Après un Bac littéraire et un passage aux Beaux-Arts de Nice, l’Ensa m’a séduite par son aspect plus concret. J’ai choisi de me spécialiser dans la communication visuelle dans l’optique de devenir graphiste. La communication m’attire car bien qu’indispensable, elle est souvent négligée.

L’atelier Artem «e-business» m’offre une ouverture sur le Web qui est indispensable aujourd’hui. Nous apprenons à allier le design et le business. Nous ne sommes que deux étudiantes de l’école d’art dans la classe, notre côté créatif est donc valorisé, parfois davantage que dans notre école où la plupart des élèves ont des compétences similaires aux nôtres. Travailler avec des étudiants d’autres formations permet de lutter contre l’idée qu’il y a une hiérarchie entre les disciplines en voyant concrètement les apports des autres. Cet atelier nous offre aussi l’occasion d’un premier contact avec le monde professionnel par le biais des appels à projet.

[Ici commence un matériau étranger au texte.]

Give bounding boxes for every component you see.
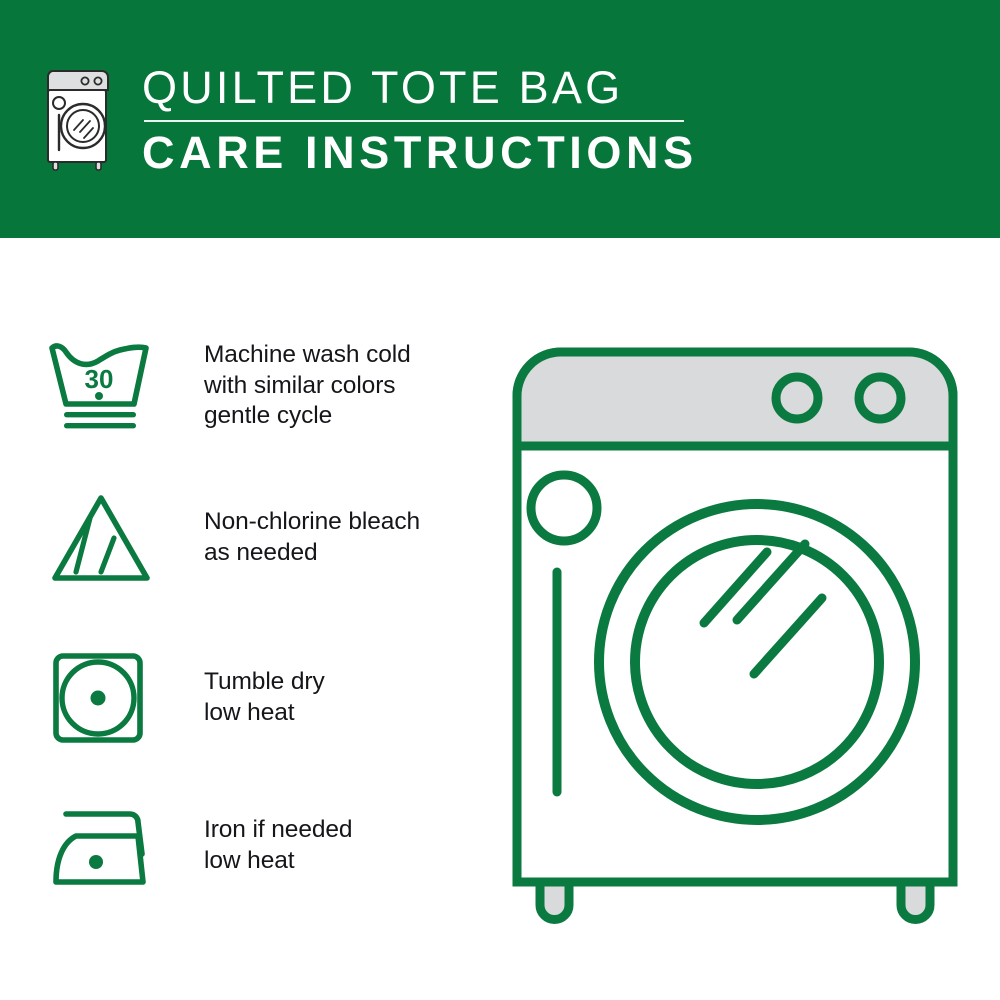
page-subtitle: CARE INSTRUCTIONS xyxy=(142,129,702,176)
wash-tub-30-gentle-icon: 30 xyxy=(46,338,158,434)
tumble-dry-low-heat-icon xyxy=(46,650,158,746)
wash-temperature-value: 30 xyxy=(85,364,114,394)
care-row-tumble-dry: Tumble dry low heat xyxy=(46,650,486,746)
machine-leg-right xyxy=(901,882,930,920)
page-title: QUILTED TOTE BAG xyxy=(142,64,702,111)
care-label-bleach: Non-chlorine bleach as needed xyxy=(204,507,420,569)
care-label-machine-wash: Machine wash cold with similar colors ge… xyxy=(204,340,411,433)
care-row-machine-wash: 30 Machine wash cold with similar colors… xyxy=(46,338,486,434)
triangle-non-chlorine-bleach-icon xyxy=(46,490,158,586)
page-header: QUILTED TOTE BAG CARE INSTRUCTIONS xyxy=(0,0,1000,238)
title-divider xyxy=(144,120,684,122)
machine-leg-left xyxy=(540,882,569,920)
care-label-tumble-dry: Tumble dry low heat xyxy=(204,667,325,729)
care-row-iron: Iron if needed low heat xyxy=(46,798,486,894)
care-instructions-list: 30 Machine wash cold with similar colors… xyxy=(0,238,500,1000)
care-label-iron: Iron if needed low heat xyxy=(204,815,352,877)
care-row-bleach: Non-chlorine bleach as needed xyxy=(46,490,486,586)
iron-low-heat-icon xyxy=(46,798,158,894)
header-text-block: QUILTED TOTE BAG CARE INSTRUCTIONS xyxy=(142,64,702,177)
front-load-washing-machine-illustration xyxy=(495,330,975,930)
washing-machine-icon xyxy=(44,68,110,172)
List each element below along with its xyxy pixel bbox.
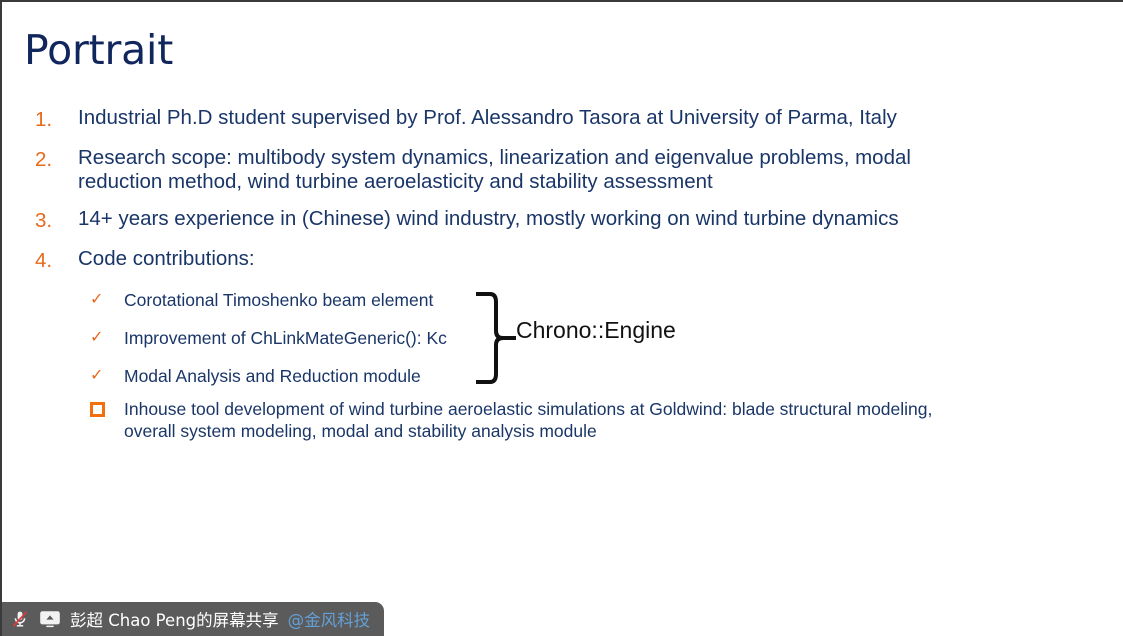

Après le cours magistral du matin, nous travaillons l’après-midi en petit groupe sur nos projets destinés à des commanditaires extérieurs. Par exemple, avec mon équipe, nous avons répondu à l’appel d’un groupe de jazz expérimental afin de les aider dans la refonte de leur site internet.

Gwendal, 21 ans en 2ème année à l’Ecole des Mines

J’ai choisi d’intégrer une école d’ingénieur car je ne savais pas quoi faire après mon Bac S. Le parcours Prépa scientifique suivie de l’Ecole des Mines était pour moi le meilleur moyen de ne pas me fermer de portes. Il réunit trois qualités indispensables : ma passion pour les sciences, des compétences transversales et une insertion professionnelle facilitée.

Participer à un atelier Artem est pour moi l’occasion d’acquérir des notions de design et de graphisme. Dans mon équipe, nous n’avons pas d’élèves de l’école d’art et nous le regrettons ! Rencontrer des gens qui ont une vision et un parcours différents est une richesse incontestable. Ceux qui sont passés par la fac ont moins de limites, plus d’imagination, plus de liberté. L’autre jour, il fallait rédiger un mail pour notre commanditaire, un camarade de l’ICN qui a fait du marketing avant a trouvé une phrase géniale en deux secondes alors que pour moi, c’était plus difficile.

Le seul problème de ces ateliers, c’est que les élèves ont tendance à participer à ceux qui ont lieu dans leur école, c’est plus rassurant. En tant qu’élève ingénieur, aller à l’école d’art pour participer à l’atelier «Marcher» qui inscrit la marche à pied comme méthode de création reste un pas difficile à faire !

Emilien, 24 ans en 2ème année à l’ICN Businss School

Entré à l’ICN par la voie des admissions parallèles après un Master en management du sport, faire une école de commerce me rassurait pour entrer sur le marché du travail. Comprendre réellement la technologie d’Internet, apprendre à créer un site web me semblent essentiels, c’est pourquoi j’ai choisi l’atelier «e-business». Cela me permet d’élargir ma palette de compétences.

Pendant sept mois,intégrer un groupe pluridisciplinaire nous donne un bon aperçu du travail en équipe avec d’autres corps de métier, tel qu’il existe dans la vie professionnelle. Nous n’avons pas la même sensibilité, ni les mêmes habitudes de travail. En tant qu’étudiant en commerce, je me sens plus à l’aise avec la promotion des projets. La répartition des tâches se fait naturellement et permet à chacun d’utiliser ses points forts. Mon groupe de travail a pour commanditaire la Société d’histoire de la Lorraine et du Musée lorrain, nous devons les aider à promouvoir leur fond sur Internet. Mais la rencontre avec les étudiants se fait aussi par d’autres biais. J’appartiens, par exemple, à l’association Défi Voile Artem qui participe à la Course Croisière Edhec, célèbre régate étudiante. Couplée avec les Mines, cette association constitue un autre lieu de partage.